Google has been hit with a €2.9 billion fine by the European Commission, for breaching competition laws by unfairly pushing its own advertising services, to the detriment of competitors.
The financial penalty follows an investigation by the EU’s powerful executive arm, which has used its antitrust laws to try to rein in US tech multinationals and social media giants over the last decade.
European Commission president Ursula von der Leyen and her officials will likely be bracing for a possible hostile response to the decision from US president Donald Trump.
The commission investigation found Google had distorted the online advertising industry, by unfairly favouring its own advertising services over other rivals in the adtech sector.
The commission said it had ordered Google “to bring these self-preferencing practices to an end”. The US tech multinational, whose main source of revenue comes from selling online advertising, was fined €2.95 billion by the commission.
In a statement, Lee-Anne Mulholland, Google’s vice-president for regulatory affairs, said the commission’s decision was wrong and the company would appeal it in the courts.
“It imposes an unjustified fine and requires changes that will hurt thousands of European businesses by making it harder for them to make money,” she said.
“There’s nothing anticompetitive in providing services for ad buyers and sellers, and there are more alternatives to our services than ever before,” she said.
The decision to levy the fine on Google was reportedly a point of tension within the top rungs of the commission in recent days.
Teresa Ribera, the EU’s competition chief, is said to have come up against pressure to delay hitting Google with a hefty fine, from EU trade commissioner Maros Sefcovic, a key figure in the recent deal on tariffs negotiated between Brussels and Washington.
Some inside the commission are concerned that moving ahead with financial penalties on US tech firms, for breaches of EU competition rules or the union’s new digital regulations, risk upending a fragile truce that headed off a potential tariff war.
Mr Trump has frequently criticised EU fines of US tech multinationals as unfair and punitive.
The US president recently threatened to levy extra import tariffs of countries who used digital regulations to target US companies.
Google has clashed with the commission’s enforcers on several occasions during former EU competition chief Margrethe Vestager’s time in office.

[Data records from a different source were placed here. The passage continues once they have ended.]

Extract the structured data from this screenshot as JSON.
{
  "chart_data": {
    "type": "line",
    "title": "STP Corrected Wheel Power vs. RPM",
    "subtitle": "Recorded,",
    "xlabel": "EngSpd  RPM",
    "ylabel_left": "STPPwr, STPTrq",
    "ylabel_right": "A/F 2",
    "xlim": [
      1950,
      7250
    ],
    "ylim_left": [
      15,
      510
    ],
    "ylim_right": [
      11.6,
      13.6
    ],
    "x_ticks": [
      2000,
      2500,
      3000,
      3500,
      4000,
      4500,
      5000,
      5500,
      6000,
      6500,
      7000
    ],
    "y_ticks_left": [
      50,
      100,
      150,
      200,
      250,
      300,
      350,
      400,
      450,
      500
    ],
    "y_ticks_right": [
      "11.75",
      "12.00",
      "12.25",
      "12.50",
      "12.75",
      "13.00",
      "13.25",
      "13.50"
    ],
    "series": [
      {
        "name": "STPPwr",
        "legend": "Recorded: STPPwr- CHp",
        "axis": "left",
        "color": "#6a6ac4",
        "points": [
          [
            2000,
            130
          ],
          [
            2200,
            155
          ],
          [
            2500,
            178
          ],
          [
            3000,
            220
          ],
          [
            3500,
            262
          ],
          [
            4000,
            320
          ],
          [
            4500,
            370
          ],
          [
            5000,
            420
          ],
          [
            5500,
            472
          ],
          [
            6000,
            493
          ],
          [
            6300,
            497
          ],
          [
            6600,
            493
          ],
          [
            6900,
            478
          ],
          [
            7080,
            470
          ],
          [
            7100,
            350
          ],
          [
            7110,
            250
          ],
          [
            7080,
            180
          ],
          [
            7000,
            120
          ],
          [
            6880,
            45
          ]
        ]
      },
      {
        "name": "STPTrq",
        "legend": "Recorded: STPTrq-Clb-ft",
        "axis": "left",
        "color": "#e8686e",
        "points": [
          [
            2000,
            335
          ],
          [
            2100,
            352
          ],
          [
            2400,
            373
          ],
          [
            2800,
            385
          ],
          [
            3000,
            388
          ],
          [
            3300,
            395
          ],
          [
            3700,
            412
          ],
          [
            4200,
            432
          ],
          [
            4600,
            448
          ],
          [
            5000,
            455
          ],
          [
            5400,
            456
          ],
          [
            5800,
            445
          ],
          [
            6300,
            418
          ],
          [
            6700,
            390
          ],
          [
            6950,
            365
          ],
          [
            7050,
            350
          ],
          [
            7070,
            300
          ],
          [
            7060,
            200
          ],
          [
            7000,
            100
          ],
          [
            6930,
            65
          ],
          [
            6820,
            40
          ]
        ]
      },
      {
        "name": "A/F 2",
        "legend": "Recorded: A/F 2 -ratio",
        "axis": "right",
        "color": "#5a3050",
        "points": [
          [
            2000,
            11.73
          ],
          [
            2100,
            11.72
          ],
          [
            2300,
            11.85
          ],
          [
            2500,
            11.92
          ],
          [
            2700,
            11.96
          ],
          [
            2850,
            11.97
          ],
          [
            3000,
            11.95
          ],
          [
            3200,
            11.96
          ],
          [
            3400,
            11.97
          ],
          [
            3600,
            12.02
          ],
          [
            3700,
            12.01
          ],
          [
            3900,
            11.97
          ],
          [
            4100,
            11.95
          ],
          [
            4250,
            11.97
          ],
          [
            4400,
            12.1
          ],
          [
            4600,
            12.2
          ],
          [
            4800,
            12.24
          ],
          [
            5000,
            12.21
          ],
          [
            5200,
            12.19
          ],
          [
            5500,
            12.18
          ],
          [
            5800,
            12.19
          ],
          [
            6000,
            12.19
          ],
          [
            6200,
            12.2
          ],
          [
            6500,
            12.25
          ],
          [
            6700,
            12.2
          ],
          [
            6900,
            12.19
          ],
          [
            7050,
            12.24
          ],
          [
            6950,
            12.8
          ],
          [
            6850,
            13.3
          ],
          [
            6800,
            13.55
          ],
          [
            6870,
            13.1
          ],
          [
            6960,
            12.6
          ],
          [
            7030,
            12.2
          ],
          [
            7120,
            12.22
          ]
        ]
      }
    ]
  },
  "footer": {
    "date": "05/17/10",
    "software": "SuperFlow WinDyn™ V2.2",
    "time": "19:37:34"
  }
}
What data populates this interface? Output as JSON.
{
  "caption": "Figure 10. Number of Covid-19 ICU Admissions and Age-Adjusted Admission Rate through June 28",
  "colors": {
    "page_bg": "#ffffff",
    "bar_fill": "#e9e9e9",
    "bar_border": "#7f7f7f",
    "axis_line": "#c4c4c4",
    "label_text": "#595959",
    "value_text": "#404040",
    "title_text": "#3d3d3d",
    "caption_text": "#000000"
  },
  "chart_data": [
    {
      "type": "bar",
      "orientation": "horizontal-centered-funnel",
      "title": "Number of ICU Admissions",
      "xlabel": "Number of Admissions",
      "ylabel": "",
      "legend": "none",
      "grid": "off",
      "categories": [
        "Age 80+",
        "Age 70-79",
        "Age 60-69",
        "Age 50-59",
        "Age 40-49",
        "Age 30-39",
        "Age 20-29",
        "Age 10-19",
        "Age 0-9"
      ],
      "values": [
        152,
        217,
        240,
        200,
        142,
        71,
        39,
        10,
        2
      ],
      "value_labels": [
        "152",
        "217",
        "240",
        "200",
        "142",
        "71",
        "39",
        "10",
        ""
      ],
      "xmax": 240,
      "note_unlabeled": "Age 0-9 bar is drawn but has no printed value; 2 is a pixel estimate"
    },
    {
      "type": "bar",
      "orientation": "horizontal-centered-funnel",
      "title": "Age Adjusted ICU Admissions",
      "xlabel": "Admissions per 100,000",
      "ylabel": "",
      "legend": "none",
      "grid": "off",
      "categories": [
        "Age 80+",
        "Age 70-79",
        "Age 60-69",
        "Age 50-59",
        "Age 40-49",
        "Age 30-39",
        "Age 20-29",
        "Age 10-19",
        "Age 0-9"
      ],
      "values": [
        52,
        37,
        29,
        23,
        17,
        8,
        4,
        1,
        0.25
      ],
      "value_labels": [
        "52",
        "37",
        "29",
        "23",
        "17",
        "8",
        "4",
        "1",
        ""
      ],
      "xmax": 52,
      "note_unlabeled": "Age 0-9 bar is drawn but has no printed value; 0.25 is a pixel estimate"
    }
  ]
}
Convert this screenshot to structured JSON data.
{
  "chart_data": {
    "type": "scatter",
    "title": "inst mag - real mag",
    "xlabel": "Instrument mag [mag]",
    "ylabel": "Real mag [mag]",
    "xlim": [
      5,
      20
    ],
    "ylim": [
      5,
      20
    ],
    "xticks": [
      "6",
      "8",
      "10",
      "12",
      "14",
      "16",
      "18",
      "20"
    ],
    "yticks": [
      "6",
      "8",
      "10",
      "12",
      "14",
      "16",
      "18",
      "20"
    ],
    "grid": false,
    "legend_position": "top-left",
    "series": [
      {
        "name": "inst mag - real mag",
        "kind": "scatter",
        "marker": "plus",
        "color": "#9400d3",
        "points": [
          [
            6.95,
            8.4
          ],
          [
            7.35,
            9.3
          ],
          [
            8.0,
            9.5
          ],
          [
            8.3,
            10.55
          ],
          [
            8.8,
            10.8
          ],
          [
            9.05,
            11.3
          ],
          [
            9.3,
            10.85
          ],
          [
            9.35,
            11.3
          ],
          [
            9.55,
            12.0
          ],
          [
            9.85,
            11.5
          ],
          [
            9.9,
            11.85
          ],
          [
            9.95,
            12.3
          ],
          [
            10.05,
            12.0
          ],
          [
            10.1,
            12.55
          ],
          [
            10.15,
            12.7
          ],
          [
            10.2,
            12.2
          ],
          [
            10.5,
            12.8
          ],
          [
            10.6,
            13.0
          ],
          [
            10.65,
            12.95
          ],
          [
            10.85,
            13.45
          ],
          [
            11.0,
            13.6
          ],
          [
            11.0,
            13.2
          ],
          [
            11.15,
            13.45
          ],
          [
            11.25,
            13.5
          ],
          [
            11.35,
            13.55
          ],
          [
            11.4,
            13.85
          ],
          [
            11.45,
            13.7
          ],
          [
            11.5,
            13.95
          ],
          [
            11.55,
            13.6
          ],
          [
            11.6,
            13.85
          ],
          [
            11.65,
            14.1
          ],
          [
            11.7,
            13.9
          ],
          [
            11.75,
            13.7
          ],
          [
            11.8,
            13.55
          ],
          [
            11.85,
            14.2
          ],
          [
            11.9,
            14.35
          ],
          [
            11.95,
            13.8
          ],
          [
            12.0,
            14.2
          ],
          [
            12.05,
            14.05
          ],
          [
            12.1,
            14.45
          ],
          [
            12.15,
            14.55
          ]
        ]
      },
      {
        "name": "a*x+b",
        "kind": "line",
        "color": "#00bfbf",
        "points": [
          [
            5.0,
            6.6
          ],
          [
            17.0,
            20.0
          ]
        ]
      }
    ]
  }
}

The Danish politician used the bloc’s powerful antitrust rules to take several high-profile cases against Big Tech.
Google was previously fined €2.4 billion by the commission in 2017 for abusing its dominance as the world’s most popular search engine.
The US multinational was hit with a further €4.3 billion sanction for anticompetitive practices connected to its Android mobile phone operating systems the following year.
Another €1.4 billion fine handed down to the company in 2019 for crowding out rival advertising services was later overturned in the courts.